Shively Presumption: The idea that if someone owned land before a state became a state, they don't automatically own the land under the water nearby. They have to specifically say they own it. This was decided in a court case called Shively v. Bowlby.

Equal-Footing Doctrine: When a new state joins the United States, it has the same rights and powers as the first 13 states that joined a long time ago.

A more thorough explanation:

The Shively presumption is a legal doctrine that states any prestatehood grant of public property does not include tidelands unless the grant specifically indicates otherwise.

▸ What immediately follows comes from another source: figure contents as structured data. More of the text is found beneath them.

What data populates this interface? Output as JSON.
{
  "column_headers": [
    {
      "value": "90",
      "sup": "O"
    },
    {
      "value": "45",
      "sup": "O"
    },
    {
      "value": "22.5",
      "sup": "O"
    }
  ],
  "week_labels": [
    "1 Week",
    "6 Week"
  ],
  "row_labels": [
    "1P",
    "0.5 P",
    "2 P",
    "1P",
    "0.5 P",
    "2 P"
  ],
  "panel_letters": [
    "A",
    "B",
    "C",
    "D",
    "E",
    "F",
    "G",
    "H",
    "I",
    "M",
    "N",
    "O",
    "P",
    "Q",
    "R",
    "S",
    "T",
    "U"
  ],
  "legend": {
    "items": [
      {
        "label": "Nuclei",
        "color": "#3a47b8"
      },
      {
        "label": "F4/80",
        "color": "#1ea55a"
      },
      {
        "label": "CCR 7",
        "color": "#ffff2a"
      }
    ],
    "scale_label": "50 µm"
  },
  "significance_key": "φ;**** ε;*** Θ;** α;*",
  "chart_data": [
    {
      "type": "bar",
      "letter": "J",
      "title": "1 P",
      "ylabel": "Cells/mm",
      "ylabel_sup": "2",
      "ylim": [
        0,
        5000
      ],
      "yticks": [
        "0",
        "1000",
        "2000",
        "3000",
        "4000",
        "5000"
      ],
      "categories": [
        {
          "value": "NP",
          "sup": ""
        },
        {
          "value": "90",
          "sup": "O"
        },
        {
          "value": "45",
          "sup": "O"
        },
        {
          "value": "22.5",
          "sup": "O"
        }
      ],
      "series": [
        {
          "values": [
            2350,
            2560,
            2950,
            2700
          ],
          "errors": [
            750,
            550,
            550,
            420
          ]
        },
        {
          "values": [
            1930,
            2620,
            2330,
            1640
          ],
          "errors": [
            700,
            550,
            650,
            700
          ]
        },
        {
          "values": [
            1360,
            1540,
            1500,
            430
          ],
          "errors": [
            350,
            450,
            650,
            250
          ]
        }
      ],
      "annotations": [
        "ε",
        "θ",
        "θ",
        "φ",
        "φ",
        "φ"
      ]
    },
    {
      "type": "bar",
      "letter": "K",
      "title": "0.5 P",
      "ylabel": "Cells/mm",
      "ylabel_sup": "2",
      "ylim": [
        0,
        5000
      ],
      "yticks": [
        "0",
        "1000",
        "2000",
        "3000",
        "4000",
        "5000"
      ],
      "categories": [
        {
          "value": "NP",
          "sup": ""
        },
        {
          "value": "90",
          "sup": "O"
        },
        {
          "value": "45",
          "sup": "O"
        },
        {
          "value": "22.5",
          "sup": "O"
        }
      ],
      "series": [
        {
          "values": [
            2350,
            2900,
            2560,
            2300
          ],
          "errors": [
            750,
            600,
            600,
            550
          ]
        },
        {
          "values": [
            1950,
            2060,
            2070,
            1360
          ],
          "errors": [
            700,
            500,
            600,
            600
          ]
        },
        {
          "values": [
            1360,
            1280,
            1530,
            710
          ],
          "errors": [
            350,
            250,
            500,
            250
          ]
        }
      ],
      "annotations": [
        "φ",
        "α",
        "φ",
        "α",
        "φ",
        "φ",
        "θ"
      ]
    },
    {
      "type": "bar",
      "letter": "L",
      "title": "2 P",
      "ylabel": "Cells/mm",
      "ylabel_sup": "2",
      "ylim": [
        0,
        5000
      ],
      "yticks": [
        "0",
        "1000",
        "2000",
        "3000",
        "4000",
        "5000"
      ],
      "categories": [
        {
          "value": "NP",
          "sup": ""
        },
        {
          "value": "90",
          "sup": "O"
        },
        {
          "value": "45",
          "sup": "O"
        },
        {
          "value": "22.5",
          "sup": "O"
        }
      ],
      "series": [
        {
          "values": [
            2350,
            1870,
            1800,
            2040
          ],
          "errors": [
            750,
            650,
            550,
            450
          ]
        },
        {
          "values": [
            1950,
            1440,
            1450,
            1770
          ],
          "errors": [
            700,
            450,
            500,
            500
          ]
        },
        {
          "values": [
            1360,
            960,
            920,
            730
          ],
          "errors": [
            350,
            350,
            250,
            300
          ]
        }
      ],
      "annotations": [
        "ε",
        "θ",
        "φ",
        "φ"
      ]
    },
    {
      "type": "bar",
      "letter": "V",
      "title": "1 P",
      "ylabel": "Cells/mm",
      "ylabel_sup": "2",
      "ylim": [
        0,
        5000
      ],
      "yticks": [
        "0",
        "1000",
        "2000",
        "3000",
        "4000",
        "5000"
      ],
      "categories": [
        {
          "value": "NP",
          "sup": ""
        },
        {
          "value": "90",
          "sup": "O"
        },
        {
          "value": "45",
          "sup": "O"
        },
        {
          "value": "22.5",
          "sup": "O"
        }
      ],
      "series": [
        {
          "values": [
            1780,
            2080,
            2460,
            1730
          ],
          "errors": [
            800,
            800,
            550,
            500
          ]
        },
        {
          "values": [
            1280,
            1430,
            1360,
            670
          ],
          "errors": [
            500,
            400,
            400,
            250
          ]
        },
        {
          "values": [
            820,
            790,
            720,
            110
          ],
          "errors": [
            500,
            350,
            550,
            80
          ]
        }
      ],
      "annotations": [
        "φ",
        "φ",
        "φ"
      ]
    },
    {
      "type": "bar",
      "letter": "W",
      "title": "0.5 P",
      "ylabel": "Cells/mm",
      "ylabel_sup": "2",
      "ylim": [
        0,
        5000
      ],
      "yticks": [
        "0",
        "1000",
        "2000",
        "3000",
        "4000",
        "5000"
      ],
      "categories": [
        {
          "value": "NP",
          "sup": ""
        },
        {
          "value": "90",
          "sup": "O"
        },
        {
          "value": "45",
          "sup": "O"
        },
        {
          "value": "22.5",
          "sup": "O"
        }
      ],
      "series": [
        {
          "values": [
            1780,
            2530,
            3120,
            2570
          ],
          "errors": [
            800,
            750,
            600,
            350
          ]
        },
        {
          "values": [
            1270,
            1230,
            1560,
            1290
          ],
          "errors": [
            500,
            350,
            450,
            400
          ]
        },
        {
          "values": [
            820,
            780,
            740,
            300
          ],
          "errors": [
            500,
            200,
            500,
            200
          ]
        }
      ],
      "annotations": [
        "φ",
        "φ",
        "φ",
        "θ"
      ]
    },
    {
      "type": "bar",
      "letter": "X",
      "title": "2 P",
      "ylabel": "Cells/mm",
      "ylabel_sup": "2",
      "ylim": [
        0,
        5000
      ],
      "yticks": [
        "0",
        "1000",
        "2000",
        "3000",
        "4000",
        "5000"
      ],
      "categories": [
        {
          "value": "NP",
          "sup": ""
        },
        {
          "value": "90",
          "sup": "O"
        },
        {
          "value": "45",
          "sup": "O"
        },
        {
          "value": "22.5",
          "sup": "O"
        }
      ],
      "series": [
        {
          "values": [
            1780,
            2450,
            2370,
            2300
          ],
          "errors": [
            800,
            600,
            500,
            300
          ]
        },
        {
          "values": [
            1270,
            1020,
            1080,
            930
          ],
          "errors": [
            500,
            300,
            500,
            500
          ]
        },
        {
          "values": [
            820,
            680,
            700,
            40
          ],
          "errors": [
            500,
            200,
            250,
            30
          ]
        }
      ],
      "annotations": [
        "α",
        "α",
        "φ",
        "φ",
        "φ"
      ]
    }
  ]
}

This means that if a grant was made before a state was admitted to the Union, it is assumed that the grant did not include the rights to tidelands unless it was explicitly stated in the grant.

For example, if a land grant was made to a person in 1850, before California became a state in 1851, it would be assumed that the grant did not include the rights to the tidelands unless the grant specifically mentioned it. This presumption was established in the case of Shively v. Bowlby in 1894 and has been upheld in subsequent cases.

The Shively presumption is based on the equal-footing doctrine, which states that any state admitted to the Union after 1789 has the same rights, sovereignty, and jurisdiction within its borders as the original 13 states. This means that any prestatehood grants must be interpreted in a way that is consistent with the state's equal footing with the original states.